Bulling-Schröter führte ein Beispiel an: An einer dieser Umwelt- und Klimakonferenzen nahm eine Delegation aus dem Tschad (Zentralafrika) teil. Im Tschad seien in den vergangenen Jahren durch extreme Hitze die Weidegründe verdorrt, das Vieh verendet, und dadurch auch die Bevölkerung durch den Mangel an Nahrung und Wasser zu Grunde gegangen.

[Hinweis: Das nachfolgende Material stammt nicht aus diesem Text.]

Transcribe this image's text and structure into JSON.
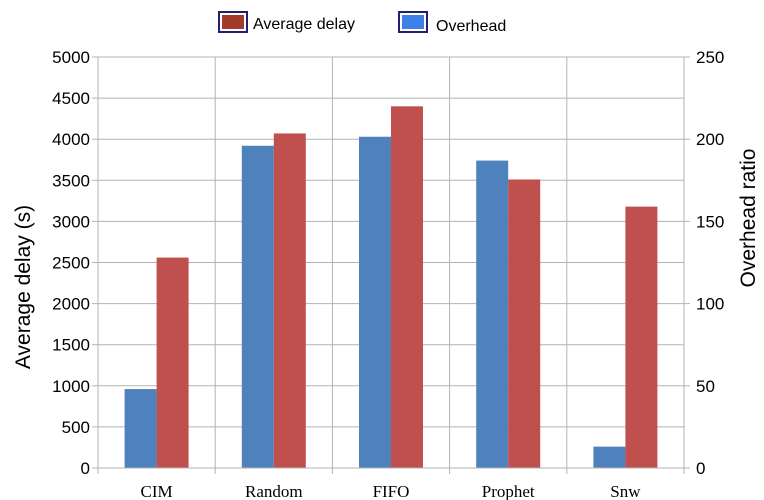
{
  "chart_data": {
    "type": "bar",
    "categories": [
      "CIM",
      "Random",
      "FIFO",
      "Prophet",
      "Snw"
    ],
    "series": [
      {
        "name": "Overhead",
        "axis": "right",
        "color": "#4f81bd",
        "values": [
          48,
          196,
          201.5,
          187,
          13
        ]
      },
      {
        "name": "Average delay",
        "axis": "left",
        "color": "#c0504d",
        "values": [
          2560,
          4070,
          4400,
          3510,
          3180
        ]
      }
    ],
    "legend": {
      "position": "top",
      "items": [
        {
          "label": "Average delay",
          "swatch": "#a33a2a"
        },
        {
          "label": "Overhead",
          "swatch": "#3f7fe8"
        }
      ]
    },
    "ylabel": "Average delay (s)",
    "y2label": "Overhead ratio",
    "ylim": [
      0,
      5000
    ],
    "y2lim": [
      0,
      250
    ],
    "yticks": [
      0,
      500,
      1000,
      1500,
      2000,
      2500,
      3000,
      3500,
      4000,
      4500,
      5000
    ],
    "y2ticks": [
      0,
      50,
      100,
      150,
      200,
      250
    ],
    "grid": true
  }
}
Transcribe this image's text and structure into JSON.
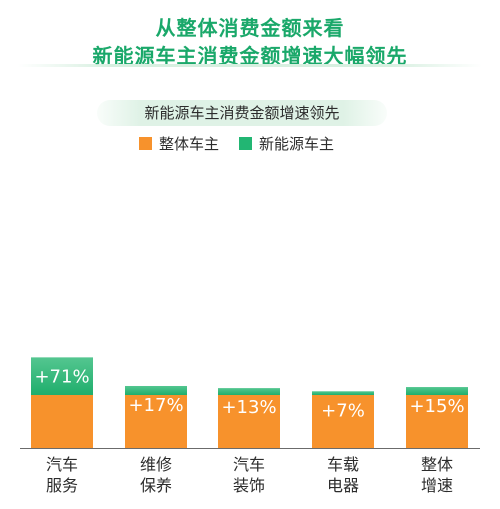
{
  "headline": {
    "line1": "从整体消费金额来看",
    "line2": "新能源车主消费金额增速大幅领先"
  },
  "colors": {
    "headline": "#1aa86a",
    "overall": "#f7922c",
    "nev": "#22b673",
    "nev_light": "#54c690"
  },
  "chart_data": {
    "type": "bar",
    "title": "新能源车主消费金额增速领先",
    "categories": [
      [
        "汽车",
        "服务"
      ],
      [
        "维修",
        "保养"
      ],
      [
        "汽车",
        "装饰"
      ],
      [
        "车载",
        "电器"
      ],
      [
        "整体",
        "增速"
      ]
    ],
    "series": [
      {
        "name": "整体车主",
        "values": [
          1,
          1,
          1,
          1,
          1
        ],
        "color": "#f7922c"
      },
      {
        "name": "新能源车主",
        "values": [
          1.71,
          1.17,
          1.13,
          1.07,
          1.15
        ],
        "color": "#22b673"
      }
    ],
    "data_labels": [
      "+71%",
      "+17%",
      "+13%",
      "+7%",
      "+15%"
    ],
    "legend_position": "top",
    "grid": false
  }
}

Mittel finanzieller Art wurden von fast allen Geberländern schnell zugesagt. Eingetroffen seien diese Zusagen bis heute nur zum ganz kleinen Teil. Den Menschen dort bliebe nach Ansicht Bulling-Schröters keine Wahl: „Wenn sie nicht sterben wollen, müssen sie ihr Land verlassen.“

Ebenfalls dramatisch sei die Situation auf den Inselstaaten im Pazifik. Durch das Ansteigen des Meeresspiegels versalzen die lebensnotwendigen Trinkwasservorkommen. Die Hilfe der Industrienationen sehe folgendermaßen aus: „Man stellt Tanker bereit zur Wasserversorgung der betroffenen Inseln. Und in der Zwischenzeit stopfen sich ,Imissionshändler’ der westlichen Industrienationen die Taschen voll. Hier muss sich generell etwas ändern“, sagt Bulling-Schröter.

Wirtschaft in der Pflicht

Die Oberbayerin nimmt nicht nur die Bevölkerung in die Pflicht, sondern vorrangig die Industrie und die Wirtschaft. „Aber die Wirtschaftslenker scheinen im Glauben zu leben, dass für sie immer ein Gipfel in den Alpen trocken bleiben wird. Wenn sie sich damit mal nicht täuschen: Die Völkerwanderung um Lebensgrundlagen – Wasser, Energie, Boden, Lebensmittel – ist schon lange im Gange. Mit dramatischen Folgen.“

Bulling-Schröter saß zweimal im Bundestag. Von 1994 bis 2002 und von 2005 bis 2017 war sie für die PDS beziehungsweise die Linke Mitglied. Schröder besuchte erst ein Gymnasium, absolvierte dann eine Ausbildung zur Betriebsschlosserin und arbeitete in einem Metallbetrieb. Später war sie Mitarbeiterin der IG Bau-Steine-Erden. Sie ist Mitglied im Beirat des firmenkritischen Netzwerks Coordination gegen Bayer-Gefahren. Parteiintern gehört sie der ökologischen Plattform an.